Rami Malek’in, 2018’te büyük çıkış yaptığı ve Oscar kazandığı ‘Bohemian Rhapsody’den beri iyi yapımlarda yer alsa da çok akılda kalan performanslar sunmadığını kabul etmemiz lazım. Burada da bahsettiğimiz kahraman karakter özelliklerinden dolayı çok etkileyici bir performans sergilemiyor.

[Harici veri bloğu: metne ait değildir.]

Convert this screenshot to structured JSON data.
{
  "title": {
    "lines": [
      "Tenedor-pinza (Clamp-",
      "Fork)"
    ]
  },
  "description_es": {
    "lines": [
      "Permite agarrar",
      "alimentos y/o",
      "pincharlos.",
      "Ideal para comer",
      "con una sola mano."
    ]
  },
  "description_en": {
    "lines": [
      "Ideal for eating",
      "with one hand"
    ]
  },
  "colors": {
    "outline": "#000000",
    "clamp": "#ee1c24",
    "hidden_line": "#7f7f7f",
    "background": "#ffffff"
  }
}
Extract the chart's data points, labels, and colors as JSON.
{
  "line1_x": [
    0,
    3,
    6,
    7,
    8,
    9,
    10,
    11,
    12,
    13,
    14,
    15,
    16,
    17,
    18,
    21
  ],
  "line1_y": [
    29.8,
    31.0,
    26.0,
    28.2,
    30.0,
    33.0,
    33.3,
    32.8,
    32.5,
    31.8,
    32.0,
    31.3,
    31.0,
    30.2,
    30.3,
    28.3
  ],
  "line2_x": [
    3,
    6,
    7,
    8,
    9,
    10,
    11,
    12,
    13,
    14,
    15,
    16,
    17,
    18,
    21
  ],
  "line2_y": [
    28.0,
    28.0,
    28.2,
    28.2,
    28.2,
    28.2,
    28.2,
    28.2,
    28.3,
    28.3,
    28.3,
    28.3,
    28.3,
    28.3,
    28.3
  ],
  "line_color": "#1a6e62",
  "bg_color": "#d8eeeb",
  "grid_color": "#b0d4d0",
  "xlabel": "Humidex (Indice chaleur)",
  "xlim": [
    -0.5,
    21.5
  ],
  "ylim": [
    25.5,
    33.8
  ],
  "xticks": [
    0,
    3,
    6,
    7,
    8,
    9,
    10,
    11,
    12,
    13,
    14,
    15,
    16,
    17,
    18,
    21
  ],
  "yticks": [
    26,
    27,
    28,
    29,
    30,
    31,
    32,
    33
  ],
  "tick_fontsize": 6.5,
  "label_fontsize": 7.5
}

Hikayeye ciddi bir güç katabilecek yan rollerde John Bernthal ve Laurence Fishburne’nın ise burada ne aradıklarını sorar gibi bir halleri var.
Sonuç olarak ‘Amatör’, tutturmak istediği ton olarak, John Le Carre uyarlamalarının ciddiyetiyle, kuruluğuyla, dünyanın değişik ülkelerinde gezip tozan bir James Bond’un egzotizmi arasında asla karar veremiyor… ve bu tereddüt sonunda sıkıyor!
Yönetmen : James Hawes
Senaryo : Ken Nolan, Gary Spinelli, Robert Littell, Evan Katz
Görüntü Yönetmeni : Martin Ruhe
Kurgu : Jonathan Amos
Müzik : Volker Bertelmann
Oyuncular : Rami Malek, Rachel Brosnahan, Caitríona Balfe, Jon Bernthal, Michael Stuhlbarg, Holt McCallany, Julianne Nicholson, Adrian Martinez, Danny Sapani, Laurence Fishburne
ABD / Aksiyon-Gerilim / 120 Dk.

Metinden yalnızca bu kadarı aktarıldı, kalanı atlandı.